A Leopoldo López, el opositor golpista venezolano encarcelado por llamar al alzamiento contra el gobierno de Venezuela, le han conmutado la pena de cárcel por otra de arresto domiciliario.

Hace apenas dos semanas, los informativos españoles abrían con una pieza sobre la situación en Venezuela en la que unos gritos de “ME ESTÁN TORTURANDO” parecían provenir de la celda del que fuera candidato a la alcaldía de Caracas.

Sin embargo, en las primeras imágenes de López tras su salida de la cárcel, no parece mostrar  secuela alguna del calvario que habría pasado entre rejas.

Sin ánimo de establecer comparaciones más allá de lo físico, he hecho dos montajes para que puedan comparar: en uno de ellos, verán a López antes de entrar en la cárcel, durante su internamiento y al salir de él. En el siguiente, la misma secuencia temporal, pero aplicada a Ortega Lara, víctima del secuestro más largo de ETA.

Mientras que a López se lo ve en buen estado en las tres fotografías, incluso feliz tras su cambio a régimen domiciliario, en el caso de Lara, que siempre ha dicho que estuvo bien atendido mientras duró el secuestro, el desmejoramiento físico y psíquico es más que notable: no solo está más delgado, tiene la mirada perdida y parece frágil y vulnerable.

Podrían objetar ustedes: no se puede comparar a un secuestrado con un detenido.

Y es cierto. Sin embargo, si el gobierno de Venezuela es tan malvado y vulnerador de Derechos Humanos, ¿qué diferencia el encarcelamiento del secuestro?
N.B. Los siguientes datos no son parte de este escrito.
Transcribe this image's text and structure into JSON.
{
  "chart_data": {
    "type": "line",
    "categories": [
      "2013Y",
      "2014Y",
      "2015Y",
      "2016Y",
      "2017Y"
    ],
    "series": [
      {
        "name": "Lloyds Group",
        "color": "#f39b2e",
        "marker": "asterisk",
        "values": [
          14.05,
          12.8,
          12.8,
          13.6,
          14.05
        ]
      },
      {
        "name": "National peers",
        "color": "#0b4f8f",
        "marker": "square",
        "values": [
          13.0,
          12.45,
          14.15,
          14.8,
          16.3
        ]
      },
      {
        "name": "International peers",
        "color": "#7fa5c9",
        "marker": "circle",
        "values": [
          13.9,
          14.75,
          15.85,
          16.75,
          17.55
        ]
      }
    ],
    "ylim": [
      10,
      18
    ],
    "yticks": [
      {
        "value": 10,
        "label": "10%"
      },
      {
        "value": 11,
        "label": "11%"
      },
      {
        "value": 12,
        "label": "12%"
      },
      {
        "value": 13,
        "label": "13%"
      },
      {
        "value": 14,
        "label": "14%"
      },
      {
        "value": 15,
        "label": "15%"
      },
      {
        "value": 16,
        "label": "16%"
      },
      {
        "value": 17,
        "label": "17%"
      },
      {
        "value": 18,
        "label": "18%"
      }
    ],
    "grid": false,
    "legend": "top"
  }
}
Lara afirma que nunca fue torturado, salvo por el secuestro en sí y las inhumanas condiciones de su famoso zulo. A López, teóricamente, lo estaban torturando “salvajemente” hace apenas quince días y ahora luce contento, sonriente, sin haber perdido ni un gramo de masa muscular ni haberse demacrado.

A ver si va a resultar que nunca hubo tal tortura.